Perhaps the most difficult task in the zone belongs to the two big men down low, though. When the ball gets reversed from one side of the floor to the other, it the responsibility of the forward on that end of the court to reverse field and get out to cover the player with the ball regardless of where that player might be.

Matta conceded that asking his players to do so is the most difficult thing in the defense the way it is drawn up.

"But at the same token, if the other guys are doing their job on the floor, it buys him a little more time to get there," he said. "And you've got to see what's going to happen."

Although the team's overall athleticism is certainly a big part of the reason why teams are shooting so poorly against the Buckeyes, it helps that zone defenses primarily give up a certain type of shots: three pointers.

Through Jan. 31, teams had attempted 543 treys against the Buckeyes – tops in the Big Ten and 80 ahead of the Spartans, who have seen teams shoot 463 treys during the same time span. However, OSU opponents have knocked down just 29.3 percent (159 of 543) against the Buckeyes' zone.

The Hawkeyes are eighth in the conference in shooting percentage, connecting at a 42.3 percent clip. Behind the arc, Iowa is shooting 34.5 percent – a figure that is slightly higher (35.0 percent) at home in Carver-Hawkeye Arena.

When working on perimeter defense, Matta said the goals for his players are simple: guard the basketball, have great awareness of what is happening as well as what is coming next and keep opponents in front of them at all times.

Again, DeChellis credited OSU's length on defense when asked why have been so successful defending against the deep ball this season.

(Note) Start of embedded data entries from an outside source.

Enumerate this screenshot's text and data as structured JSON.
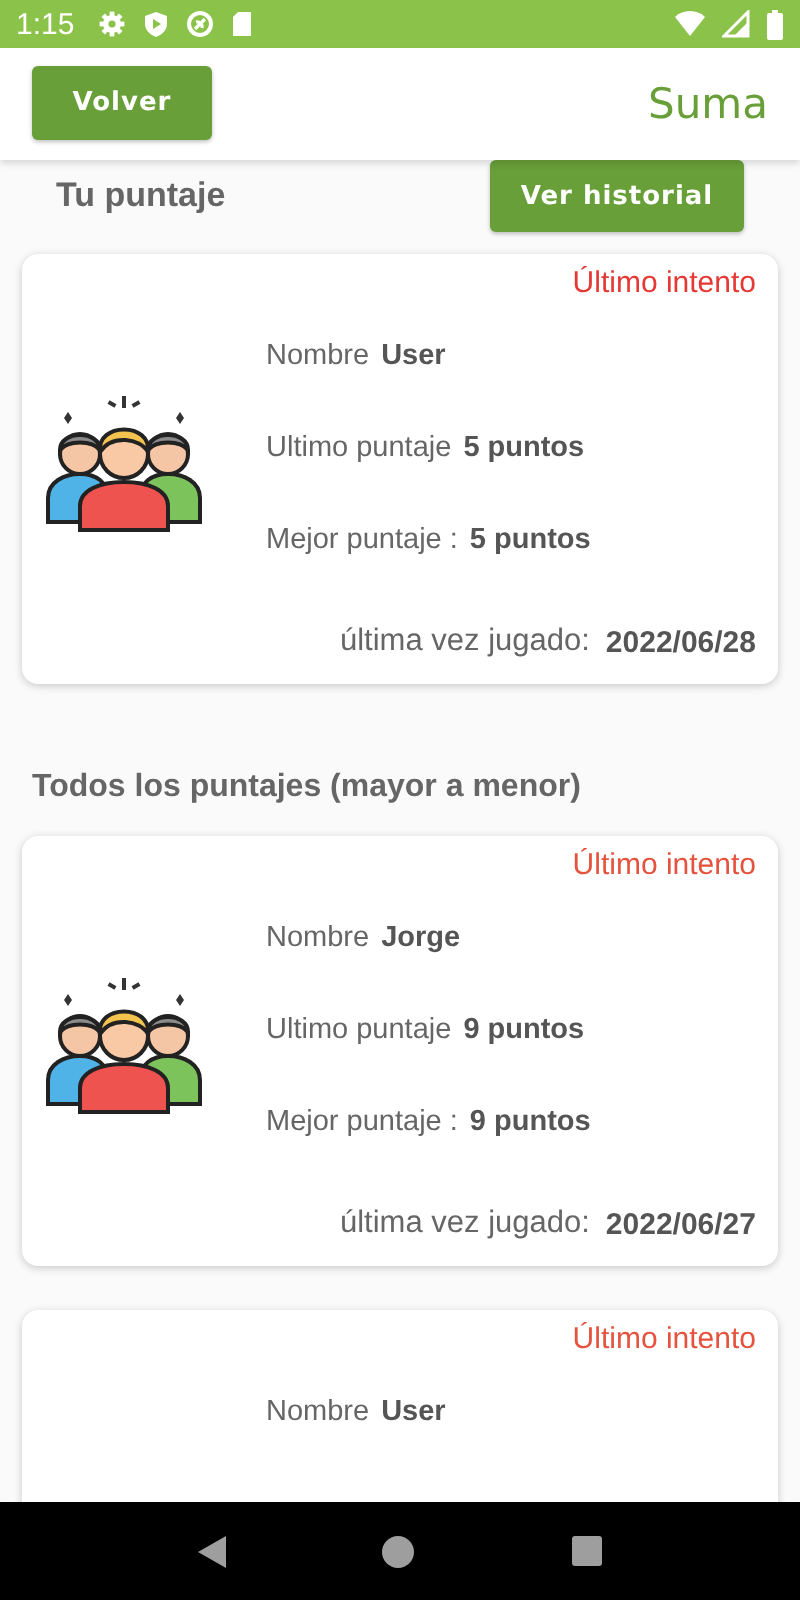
{
  "status_bar": {
    "time": "1:15"
  },
  "app_bar": {
    "back_button": "Volver",
    "title": "Suma"
  },
  "your_score": {
    "title": "Tu puntaje",
    "history_button": "Ver historial"
  },
  "your_card": {
    "badge": "Último intento",
    "color": "#e53935",
    "name_label": "Nombre",
    "name": "User",
    "last_score_label": "Ultimo puntaje",
    "last_score": "5 puntos",
    "best_score_label": "Mejor puntaje :",
    "best_score": "5 puntos",
    "date_label": "última vez jugado:",
    "date": "2022/06/28"
  },
  "all_scores": {
    "title": "Todos los puntajes (mayor a menor)",
    "cards": [
      {
        "badge": "Último intento",
        "color": "#e5533f",
        "name_label": "Nombre",
        "name": "Jorge",
        "last_score_label": "Ultimo puntaje",
        "last_score": "9 puntos",
        "best_score_label": "Mejor puntaje :",
        "best_score": "9 puntos",
        "date_label": "última vez jugado:",
        "date": "2022/06/27"
      },
      {
        "badge": "Último intento",
        "color": "#e5533f",
        "name_label": "Nombre",
        "name": "User"
      }
    ]
  }
}
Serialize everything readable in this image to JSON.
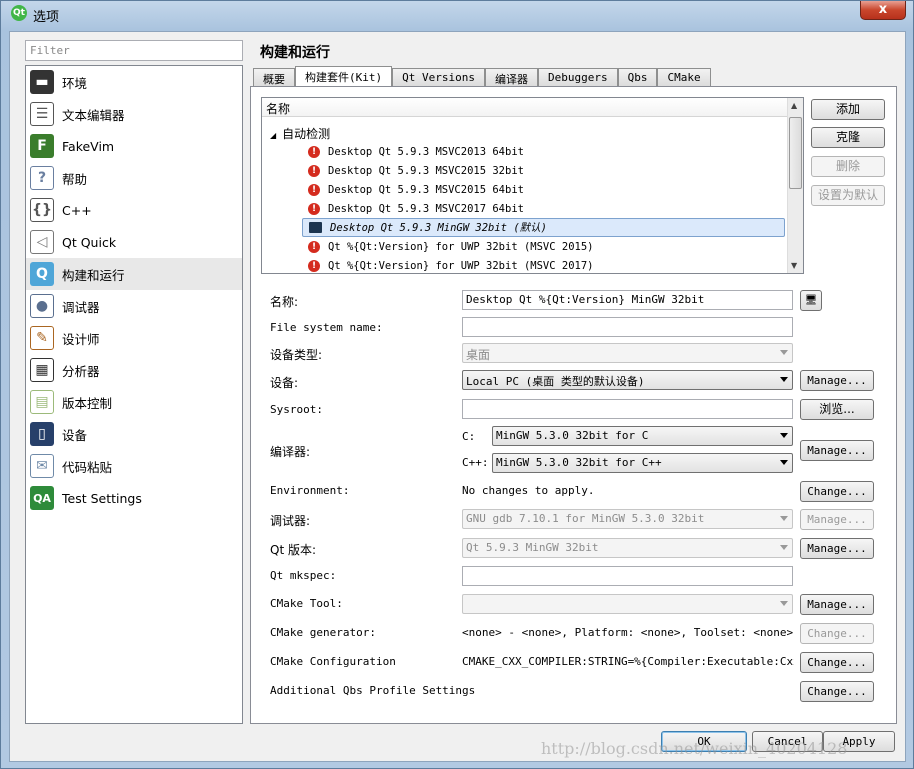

"I think because they cover so well," he said. "They're long guys and they're athletic guys and they can cover ground. They have guys in the position to make plays defensively and they're doing a good job."

Both figures posted by the Buckeyes mark improvements on last season's numbers in Matta's typical man-to-man defense. In a season that saw the Buckeyes reach the national championship game, opponents shot 33.6 percent (280 of 833) from beyond the arc and 40.4 percent (903 of 2,237) overall.

"I think it's a tough zone to play against when we're flying around and putting hands in people's faces and challenging every shot," Butler said.

If OSU continues to force teams to shoot from beyond the arc at this rate and plays as many games as last season, it would see teams hoist up 1,008 treys – an increase of 175 from a season ago.

In that case, the Buckeyes would stand to have a chance to make a run late in the season as long as their defense can maintain its current production – a fact DeChellis is well aware of.

"They make you make perimeter shots and they can close out pretty quickly on the perimeter guys," he said. "They keep the ball from penetrating and they keep it on the perimeter and then you're going to have to make some perimeter shots. I think that's been very effective."